I tucked the book back in the stuffed drawer, realizing that there might be other things there that would be equally as interesting, things that I should definitely look at before my mom makes good on her threat.
Soon, my mom emerged from the dark closet with a pair of slacks and a sweater in her hands. “I need to get dressed now,” she said. So, I left, closing the bedroom door respectfully behind me.

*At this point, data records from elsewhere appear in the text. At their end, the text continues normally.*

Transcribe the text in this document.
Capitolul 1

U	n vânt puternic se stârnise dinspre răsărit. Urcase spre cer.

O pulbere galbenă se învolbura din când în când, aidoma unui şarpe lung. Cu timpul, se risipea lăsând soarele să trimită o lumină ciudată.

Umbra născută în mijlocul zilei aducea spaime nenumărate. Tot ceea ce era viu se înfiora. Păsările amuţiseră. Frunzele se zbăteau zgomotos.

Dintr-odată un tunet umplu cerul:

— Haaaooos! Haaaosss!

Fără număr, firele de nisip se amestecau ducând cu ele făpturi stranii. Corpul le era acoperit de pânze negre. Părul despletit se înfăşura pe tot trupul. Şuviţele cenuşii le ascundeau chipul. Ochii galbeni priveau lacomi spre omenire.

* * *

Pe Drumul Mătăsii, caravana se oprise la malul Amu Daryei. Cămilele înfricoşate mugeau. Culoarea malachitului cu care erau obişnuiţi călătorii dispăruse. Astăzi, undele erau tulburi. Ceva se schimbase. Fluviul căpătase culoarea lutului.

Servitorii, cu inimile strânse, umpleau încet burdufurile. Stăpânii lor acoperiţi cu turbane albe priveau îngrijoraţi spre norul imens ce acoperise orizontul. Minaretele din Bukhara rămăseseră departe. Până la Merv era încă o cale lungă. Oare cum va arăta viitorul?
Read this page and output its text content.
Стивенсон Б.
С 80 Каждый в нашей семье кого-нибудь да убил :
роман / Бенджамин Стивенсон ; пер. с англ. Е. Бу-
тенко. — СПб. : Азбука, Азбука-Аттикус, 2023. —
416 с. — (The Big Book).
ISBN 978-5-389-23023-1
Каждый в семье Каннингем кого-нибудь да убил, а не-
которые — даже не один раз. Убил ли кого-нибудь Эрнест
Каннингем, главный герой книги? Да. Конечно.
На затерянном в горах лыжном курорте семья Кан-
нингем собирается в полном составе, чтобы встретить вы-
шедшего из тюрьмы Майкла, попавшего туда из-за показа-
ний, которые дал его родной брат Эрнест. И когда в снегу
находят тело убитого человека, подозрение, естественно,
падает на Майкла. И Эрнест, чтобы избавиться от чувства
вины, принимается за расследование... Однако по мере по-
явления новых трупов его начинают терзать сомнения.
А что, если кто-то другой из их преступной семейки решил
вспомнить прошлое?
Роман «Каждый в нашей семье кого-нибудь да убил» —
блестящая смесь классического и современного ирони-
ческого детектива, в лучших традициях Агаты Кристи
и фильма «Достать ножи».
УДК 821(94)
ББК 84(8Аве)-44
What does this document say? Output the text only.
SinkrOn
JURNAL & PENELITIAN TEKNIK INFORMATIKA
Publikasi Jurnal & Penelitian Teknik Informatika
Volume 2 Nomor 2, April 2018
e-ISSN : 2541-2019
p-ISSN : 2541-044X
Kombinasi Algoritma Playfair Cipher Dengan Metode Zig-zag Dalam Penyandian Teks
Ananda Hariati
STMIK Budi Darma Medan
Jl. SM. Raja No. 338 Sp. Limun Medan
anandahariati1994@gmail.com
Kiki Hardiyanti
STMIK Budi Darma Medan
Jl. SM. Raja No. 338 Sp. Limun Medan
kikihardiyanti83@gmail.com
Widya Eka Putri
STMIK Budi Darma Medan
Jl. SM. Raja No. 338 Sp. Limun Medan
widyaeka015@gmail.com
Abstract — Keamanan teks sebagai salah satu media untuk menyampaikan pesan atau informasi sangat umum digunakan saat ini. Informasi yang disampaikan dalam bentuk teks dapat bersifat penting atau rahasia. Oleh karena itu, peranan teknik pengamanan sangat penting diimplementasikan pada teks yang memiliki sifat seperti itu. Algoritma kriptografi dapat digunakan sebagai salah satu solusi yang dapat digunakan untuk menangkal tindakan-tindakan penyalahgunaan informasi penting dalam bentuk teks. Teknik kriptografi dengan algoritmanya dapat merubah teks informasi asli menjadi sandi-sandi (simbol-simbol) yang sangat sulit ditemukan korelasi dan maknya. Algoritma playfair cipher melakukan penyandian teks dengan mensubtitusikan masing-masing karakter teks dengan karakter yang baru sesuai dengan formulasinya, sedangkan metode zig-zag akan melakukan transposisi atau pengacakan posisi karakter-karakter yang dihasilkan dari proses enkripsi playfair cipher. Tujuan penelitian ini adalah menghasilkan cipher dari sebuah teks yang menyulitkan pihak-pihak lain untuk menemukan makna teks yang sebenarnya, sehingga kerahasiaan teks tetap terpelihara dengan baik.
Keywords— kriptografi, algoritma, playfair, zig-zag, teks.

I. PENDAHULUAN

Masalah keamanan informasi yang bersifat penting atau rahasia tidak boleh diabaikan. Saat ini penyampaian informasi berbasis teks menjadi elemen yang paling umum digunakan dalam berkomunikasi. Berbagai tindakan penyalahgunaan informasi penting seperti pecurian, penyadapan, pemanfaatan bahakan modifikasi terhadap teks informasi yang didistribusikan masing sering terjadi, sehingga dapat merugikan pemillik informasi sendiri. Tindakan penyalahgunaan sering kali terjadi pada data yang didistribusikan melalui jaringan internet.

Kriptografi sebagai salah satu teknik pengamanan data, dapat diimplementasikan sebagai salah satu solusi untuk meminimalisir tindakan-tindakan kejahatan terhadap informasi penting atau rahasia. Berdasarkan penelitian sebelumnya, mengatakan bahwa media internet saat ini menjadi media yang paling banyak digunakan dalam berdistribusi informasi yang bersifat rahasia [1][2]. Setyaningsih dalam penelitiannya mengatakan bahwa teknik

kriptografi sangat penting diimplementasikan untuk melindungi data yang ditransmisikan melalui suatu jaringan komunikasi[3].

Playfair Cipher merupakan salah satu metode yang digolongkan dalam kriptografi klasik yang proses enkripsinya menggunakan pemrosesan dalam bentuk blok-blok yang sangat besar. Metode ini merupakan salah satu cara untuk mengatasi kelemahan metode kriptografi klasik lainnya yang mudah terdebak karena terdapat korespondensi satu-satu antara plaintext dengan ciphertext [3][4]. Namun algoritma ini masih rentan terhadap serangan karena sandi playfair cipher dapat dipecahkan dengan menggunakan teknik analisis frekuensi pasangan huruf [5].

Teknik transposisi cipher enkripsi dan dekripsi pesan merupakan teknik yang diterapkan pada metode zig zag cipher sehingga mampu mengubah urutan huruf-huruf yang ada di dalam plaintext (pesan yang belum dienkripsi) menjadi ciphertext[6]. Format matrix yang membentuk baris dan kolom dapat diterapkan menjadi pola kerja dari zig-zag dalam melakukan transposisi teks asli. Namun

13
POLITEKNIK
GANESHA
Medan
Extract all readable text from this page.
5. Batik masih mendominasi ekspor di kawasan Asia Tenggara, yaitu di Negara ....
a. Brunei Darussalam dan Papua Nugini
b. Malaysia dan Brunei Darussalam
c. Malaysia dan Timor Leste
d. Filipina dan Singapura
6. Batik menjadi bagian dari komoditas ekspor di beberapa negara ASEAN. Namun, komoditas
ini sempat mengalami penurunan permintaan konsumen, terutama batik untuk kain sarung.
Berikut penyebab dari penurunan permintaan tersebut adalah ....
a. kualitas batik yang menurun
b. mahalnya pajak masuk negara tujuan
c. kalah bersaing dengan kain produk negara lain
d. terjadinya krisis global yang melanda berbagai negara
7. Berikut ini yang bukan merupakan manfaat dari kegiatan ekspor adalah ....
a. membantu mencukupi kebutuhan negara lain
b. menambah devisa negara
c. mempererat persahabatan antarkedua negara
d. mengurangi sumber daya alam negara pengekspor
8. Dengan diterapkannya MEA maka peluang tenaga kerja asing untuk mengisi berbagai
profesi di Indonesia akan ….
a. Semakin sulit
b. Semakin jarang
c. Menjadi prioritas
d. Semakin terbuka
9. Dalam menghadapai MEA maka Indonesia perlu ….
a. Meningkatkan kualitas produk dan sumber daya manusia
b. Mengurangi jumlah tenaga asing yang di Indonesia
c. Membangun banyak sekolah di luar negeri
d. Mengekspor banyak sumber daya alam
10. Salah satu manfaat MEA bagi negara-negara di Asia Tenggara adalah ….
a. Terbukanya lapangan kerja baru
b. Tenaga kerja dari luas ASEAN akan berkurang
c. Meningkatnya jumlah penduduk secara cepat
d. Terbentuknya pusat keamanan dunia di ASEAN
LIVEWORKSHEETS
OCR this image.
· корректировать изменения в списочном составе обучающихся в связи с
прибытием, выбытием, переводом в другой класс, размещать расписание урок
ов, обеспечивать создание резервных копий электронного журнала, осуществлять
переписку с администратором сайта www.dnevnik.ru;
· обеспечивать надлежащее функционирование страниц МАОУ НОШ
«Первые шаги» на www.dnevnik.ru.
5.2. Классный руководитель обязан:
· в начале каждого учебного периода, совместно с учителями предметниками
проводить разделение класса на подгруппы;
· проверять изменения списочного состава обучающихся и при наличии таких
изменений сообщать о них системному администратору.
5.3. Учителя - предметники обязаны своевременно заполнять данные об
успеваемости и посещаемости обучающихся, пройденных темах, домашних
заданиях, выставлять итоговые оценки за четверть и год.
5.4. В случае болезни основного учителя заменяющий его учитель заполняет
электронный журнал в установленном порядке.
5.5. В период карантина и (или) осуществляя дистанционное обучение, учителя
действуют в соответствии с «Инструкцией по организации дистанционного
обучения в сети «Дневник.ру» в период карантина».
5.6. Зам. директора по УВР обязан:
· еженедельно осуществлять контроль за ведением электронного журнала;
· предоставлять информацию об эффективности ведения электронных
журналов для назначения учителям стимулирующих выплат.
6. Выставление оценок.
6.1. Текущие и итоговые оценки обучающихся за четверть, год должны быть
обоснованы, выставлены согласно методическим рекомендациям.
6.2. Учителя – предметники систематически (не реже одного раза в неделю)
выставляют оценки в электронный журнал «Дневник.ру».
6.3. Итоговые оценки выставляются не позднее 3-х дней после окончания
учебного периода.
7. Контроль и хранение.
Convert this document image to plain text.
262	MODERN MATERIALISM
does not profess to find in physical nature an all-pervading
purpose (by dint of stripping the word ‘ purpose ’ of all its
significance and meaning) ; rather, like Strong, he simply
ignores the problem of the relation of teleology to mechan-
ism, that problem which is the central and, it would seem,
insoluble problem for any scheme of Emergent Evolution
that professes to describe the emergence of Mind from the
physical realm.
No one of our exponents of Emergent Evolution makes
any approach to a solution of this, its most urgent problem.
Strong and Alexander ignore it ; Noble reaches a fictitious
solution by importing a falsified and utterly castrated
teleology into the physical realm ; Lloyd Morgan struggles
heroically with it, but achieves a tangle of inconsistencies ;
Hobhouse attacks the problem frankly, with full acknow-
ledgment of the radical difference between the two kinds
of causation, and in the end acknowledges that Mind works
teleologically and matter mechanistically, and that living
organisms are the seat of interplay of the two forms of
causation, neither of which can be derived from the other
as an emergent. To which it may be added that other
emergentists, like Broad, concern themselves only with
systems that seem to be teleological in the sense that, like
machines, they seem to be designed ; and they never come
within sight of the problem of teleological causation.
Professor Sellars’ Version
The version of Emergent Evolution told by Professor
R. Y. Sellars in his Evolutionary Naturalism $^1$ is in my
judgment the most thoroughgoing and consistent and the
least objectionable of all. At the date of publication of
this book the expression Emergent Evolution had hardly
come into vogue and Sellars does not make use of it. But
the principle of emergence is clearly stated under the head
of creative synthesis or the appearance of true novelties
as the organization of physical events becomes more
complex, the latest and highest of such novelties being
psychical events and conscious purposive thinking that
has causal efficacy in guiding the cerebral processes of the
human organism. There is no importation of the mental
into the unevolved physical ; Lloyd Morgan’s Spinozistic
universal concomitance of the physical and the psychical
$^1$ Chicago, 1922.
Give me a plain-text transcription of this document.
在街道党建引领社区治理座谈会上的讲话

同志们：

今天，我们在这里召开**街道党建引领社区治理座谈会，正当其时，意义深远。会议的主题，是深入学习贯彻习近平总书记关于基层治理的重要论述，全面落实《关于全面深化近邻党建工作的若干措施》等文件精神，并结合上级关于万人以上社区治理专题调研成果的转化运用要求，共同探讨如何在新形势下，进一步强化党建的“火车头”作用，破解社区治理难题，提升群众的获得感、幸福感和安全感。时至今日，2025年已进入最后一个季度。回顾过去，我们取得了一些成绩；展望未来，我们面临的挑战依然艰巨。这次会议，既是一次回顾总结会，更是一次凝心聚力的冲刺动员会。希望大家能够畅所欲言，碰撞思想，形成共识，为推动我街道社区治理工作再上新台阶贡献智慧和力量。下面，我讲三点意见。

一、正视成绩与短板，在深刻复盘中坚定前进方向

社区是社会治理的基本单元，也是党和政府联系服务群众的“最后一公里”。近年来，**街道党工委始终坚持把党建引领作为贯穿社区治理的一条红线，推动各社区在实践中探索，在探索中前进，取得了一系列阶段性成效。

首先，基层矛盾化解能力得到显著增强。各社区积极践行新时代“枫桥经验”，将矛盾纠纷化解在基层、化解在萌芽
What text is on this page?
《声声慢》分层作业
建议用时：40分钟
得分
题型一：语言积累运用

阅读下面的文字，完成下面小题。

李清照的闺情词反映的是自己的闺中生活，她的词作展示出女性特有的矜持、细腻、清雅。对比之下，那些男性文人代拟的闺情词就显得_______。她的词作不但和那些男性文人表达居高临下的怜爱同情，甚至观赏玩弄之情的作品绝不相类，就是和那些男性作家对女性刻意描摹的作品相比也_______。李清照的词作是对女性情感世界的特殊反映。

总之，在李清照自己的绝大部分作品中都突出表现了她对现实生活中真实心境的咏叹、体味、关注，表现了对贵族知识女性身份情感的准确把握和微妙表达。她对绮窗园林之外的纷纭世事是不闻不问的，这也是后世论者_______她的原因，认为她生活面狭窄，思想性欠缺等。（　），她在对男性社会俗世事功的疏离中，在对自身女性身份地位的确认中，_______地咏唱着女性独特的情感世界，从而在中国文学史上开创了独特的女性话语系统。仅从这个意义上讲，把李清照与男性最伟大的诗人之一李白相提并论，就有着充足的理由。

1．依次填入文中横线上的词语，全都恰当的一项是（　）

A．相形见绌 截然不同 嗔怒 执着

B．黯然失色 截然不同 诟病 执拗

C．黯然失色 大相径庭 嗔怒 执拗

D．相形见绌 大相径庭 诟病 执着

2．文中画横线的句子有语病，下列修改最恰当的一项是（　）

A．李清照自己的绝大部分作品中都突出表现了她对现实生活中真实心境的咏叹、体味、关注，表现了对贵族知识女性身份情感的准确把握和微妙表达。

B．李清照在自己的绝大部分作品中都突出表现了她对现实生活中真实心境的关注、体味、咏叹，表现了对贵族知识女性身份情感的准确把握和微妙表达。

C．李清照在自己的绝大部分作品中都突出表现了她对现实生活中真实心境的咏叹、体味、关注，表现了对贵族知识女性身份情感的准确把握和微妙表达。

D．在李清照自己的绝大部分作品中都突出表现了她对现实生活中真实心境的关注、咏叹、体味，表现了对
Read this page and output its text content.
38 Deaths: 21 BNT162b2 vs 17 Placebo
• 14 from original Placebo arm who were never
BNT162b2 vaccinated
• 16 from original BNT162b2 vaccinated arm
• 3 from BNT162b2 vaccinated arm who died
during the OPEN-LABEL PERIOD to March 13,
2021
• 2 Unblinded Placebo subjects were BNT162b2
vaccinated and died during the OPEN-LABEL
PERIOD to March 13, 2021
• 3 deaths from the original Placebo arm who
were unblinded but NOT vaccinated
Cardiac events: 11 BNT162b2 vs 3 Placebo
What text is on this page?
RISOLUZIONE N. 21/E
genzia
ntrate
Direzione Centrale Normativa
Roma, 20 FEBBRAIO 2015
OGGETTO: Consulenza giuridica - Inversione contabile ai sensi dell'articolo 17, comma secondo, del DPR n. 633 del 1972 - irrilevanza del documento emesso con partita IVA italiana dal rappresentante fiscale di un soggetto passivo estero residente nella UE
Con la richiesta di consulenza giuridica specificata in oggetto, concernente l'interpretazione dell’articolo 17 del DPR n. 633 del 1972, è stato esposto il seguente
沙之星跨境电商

My mother’s letter to me, written in that lovely regular hand, so careful, with so much attention to how she weighed her language—what she said and didn’t say—left me with admiration similar to that which I had felt so long ago for her piece on rain. Here, her grammatically perfect sentences, with intentional fragments for emphasis, read like a song, a painful song: “…too difficult during this tension-filled time”—all the lovely hard consonant sounds, conspiring against me. The song of done, don’t do, don’t come, don’t be.
With that, I’m done writing. I’ll watch TV, those last episodes of Hit and Miss. Try not to think about my mom, dad, brother…who I am, or the stuff the transgender protagonist brings up for me. Instead, as I watch, I’ll turn to my knitting, the rhythmic knotting of yarn.